The property tax regime implemented as of 1 January 2018, by the Finance Act for the year 2018, had already been the subject of additional clarifications by administrative doctrine (BOFIP) on June 8 2018.

However, the legislator has taken note of some legal uncertainty regarding the legal regime of the IFI. The legislator has decided to make some clarifications in the Finance Act for 2019.
These new amendments, which will be applicable from 1 January 2019, provide justifications for the legislator’s intention in the text.

The implementation of the IFI and the many changes made to the deductibility of liabilities (we refer you to our article on the deductibility of debts in the IFI, which is much more complex than under the ISF “Solidarity tax on wealth” regime) is intended to undermine certain practices that some might call dubious and others ingenious.

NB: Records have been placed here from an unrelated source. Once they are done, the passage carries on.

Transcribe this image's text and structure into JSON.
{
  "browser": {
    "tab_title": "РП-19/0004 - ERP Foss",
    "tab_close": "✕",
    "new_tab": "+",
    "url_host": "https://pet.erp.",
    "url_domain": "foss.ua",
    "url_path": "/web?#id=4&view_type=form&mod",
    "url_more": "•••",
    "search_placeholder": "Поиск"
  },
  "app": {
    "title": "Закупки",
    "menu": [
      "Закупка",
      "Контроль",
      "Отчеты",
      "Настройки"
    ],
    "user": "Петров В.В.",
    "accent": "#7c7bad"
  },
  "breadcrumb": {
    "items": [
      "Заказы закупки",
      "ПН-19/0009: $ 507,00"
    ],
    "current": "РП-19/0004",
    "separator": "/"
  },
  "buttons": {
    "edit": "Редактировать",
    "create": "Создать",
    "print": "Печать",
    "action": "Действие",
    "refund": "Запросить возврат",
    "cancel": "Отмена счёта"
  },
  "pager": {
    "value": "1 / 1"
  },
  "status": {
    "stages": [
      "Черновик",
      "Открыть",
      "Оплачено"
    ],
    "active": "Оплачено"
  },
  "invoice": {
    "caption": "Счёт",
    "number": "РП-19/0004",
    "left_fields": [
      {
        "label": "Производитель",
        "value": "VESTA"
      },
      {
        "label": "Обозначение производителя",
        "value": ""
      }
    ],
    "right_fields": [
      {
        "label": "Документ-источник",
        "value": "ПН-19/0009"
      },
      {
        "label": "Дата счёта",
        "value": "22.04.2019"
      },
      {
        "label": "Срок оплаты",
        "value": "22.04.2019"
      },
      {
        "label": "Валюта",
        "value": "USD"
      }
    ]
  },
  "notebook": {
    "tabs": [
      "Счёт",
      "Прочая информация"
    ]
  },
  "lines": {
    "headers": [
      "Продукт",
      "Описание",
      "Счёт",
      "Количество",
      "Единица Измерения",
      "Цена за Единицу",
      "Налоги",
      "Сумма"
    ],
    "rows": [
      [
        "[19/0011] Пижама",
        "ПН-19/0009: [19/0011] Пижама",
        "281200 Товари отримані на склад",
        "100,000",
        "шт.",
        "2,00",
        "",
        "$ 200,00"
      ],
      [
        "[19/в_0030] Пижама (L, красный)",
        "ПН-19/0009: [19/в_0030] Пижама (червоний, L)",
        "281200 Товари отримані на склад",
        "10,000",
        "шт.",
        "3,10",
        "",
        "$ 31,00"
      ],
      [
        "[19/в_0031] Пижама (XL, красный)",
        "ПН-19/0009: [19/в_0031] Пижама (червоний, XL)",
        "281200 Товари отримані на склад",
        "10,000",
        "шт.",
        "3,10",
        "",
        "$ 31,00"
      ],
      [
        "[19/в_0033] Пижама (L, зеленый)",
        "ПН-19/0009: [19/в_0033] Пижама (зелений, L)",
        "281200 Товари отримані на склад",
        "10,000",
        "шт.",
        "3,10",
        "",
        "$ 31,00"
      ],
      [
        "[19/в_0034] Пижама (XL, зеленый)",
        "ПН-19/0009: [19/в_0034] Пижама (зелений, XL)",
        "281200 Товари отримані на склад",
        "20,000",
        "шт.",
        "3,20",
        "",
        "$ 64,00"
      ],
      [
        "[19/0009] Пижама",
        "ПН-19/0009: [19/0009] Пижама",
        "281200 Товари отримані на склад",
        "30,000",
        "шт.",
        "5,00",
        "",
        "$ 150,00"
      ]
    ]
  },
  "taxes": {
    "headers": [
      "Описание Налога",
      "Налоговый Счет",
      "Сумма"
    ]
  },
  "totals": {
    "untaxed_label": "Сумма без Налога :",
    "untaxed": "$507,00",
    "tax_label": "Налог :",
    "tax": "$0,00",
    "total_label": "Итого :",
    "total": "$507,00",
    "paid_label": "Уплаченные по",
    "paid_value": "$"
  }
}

Article 48 of the Finance Act for 2019, No. 2018-1317, dated 28 December 2018, initially provides for the replacement of the term “property or real estate law” with the term “assets” pursuant to part II of article 973 of the General Tax Code, which extends the scope of this article and leads to a de facto reduction of the possibility to deduct debts when valuing units or shares.
The same applies for section II of article 974 of the General Tax Code, which is also amended, including the terms “property or real estate law” which is also replaced by the term “assets”.

The regime for the deductibility of debts is further limited.

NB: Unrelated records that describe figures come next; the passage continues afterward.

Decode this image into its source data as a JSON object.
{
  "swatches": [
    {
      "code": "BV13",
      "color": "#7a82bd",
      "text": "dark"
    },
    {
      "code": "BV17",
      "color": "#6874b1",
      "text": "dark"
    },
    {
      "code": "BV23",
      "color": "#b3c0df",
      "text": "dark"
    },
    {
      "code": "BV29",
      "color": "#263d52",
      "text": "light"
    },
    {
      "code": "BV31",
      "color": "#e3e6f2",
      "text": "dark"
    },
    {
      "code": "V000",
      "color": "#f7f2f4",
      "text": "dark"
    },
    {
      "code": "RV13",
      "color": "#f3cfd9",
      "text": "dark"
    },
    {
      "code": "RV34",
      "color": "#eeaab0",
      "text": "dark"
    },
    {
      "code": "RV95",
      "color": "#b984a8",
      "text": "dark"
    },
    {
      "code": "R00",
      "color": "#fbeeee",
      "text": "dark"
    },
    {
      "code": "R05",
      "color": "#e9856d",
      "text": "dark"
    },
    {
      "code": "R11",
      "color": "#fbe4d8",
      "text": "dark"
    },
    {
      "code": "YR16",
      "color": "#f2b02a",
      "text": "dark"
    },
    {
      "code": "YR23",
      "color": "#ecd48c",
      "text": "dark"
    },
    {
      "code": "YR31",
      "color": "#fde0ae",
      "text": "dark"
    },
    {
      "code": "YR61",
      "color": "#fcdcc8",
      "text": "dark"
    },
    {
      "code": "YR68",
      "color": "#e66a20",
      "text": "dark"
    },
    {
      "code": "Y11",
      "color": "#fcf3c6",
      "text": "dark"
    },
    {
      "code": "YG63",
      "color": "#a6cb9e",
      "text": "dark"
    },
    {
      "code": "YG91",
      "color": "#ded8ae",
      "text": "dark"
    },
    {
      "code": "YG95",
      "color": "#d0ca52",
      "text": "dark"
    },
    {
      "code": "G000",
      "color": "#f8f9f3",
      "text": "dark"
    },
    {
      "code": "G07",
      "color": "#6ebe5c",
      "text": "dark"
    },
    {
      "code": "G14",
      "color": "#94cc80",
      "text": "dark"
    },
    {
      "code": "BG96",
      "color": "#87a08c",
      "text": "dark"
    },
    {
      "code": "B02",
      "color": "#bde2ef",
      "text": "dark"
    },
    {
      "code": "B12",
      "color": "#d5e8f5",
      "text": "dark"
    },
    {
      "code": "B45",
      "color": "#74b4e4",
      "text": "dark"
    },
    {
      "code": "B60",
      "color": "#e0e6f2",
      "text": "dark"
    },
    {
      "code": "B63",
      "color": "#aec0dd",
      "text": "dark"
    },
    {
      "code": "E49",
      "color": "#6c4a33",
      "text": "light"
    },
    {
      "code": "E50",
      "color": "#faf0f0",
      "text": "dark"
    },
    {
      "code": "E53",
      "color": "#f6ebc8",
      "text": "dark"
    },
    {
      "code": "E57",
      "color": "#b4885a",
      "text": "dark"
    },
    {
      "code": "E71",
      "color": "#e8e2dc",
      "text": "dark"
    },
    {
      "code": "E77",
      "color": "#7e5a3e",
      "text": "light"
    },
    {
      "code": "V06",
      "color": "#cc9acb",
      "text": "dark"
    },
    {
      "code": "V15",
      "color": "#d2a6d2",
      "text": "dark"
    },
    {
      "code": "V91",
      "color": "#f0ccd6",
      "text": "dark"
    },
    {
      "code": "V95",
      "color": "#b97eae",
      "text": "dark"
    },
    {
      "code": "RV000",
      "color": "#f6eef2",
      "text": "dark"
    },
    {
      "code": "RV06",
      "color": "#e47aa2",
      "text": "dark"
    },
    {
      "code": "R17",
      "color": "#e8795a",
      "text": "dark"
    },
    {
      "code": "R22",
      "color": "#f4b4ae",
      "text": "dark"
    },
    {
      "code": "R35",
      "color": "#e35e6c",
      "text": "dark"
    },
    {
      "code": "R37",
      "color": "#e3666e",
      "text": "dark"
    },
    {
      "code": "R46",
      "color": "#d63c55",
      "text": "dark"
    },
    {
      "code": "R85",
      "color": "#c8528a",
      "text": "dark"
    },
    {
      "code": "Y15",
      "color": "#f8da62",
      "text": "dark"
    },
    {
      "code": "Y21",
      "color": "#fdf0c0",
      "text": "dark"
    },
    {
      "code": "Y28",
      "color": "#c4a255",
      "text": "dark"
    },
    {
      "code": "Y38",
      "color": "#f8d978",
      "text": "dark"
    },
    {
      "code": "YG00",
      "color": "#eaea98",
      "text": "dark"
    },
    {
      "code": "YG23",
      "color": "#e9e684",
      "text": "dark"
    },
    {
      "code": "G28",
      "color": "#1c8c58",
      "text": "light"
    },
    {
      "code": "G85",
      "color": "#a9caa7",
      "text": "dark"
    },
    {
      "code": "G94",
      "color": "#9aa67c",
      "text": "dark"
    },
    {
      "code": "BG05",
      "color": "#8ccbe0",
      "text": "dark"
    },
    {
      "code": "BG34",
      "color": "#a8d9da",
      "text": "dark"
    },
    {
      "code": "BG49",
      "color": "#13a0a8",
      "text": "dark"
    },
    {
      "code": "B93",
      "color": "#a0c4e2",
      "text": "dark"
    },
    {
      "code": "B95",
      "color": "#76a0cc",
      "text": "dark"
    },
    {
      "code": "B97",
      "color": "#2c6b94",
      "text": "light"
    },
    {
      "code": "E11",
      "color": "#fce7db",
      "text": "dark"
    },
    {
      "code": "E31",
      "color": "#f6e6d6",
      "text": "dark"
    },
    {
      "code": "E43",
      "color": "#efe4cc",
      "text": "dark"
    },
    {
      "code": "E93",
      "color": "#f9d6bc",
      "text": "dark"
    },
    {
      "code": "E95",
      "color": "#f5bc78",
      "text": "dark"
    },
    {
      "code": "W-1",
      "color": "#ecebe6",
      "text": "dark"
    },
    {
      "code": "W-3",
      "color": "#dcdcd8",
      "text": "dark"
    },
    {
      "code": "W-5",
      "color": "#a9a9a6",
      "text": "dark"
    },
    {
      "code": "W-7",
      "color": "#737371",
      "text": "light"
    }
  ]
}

Article 48 of the Finance Act for 2019 inserted a section III in article 973 of the General Tax Code, this section III provides that: – “For the valuation of units or shares mentioned in section 2 of Article 965, debts corresponding to loans mentioned in section II of article 974, whether contracted, directly or indirectly, by a company or an organisation for the purchase of a taxable asset are taken into account each year when calculating the deductible amount defined in this section II.

For your information, section II of article 974 of the General Tax Code relates to loans taken out for the repayment of capital (term loans are expressly targeted here) these substantial amendments provide partial responses, with the legal uncertainty surrounding the deductibility of term loans, which please be reminded, must be depreciated in some cases.

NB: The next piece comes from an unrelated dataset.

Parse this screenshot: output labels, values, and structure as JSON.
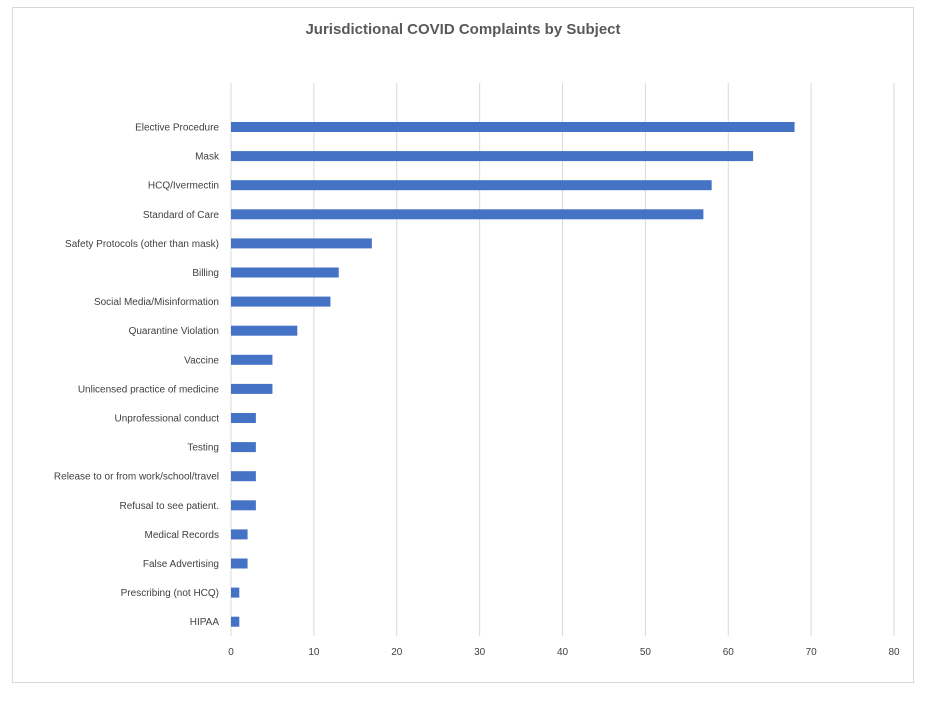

If for certain persons the law appeared clear by limiting the deductibility of term loans taken out by natural person taxpayers and not those indirectly contracted through a legal entity, at no time did the BOFIP BOI-PAT-IFI-20-40-20-20180608 draw a distinction between a natural person and a legal person, whereas the latter has set out the criteria and conditions for the deductibility of term loans, as a result of which, the information provided by the legislator is therefore welcome, however case law examples would be equally appreciated.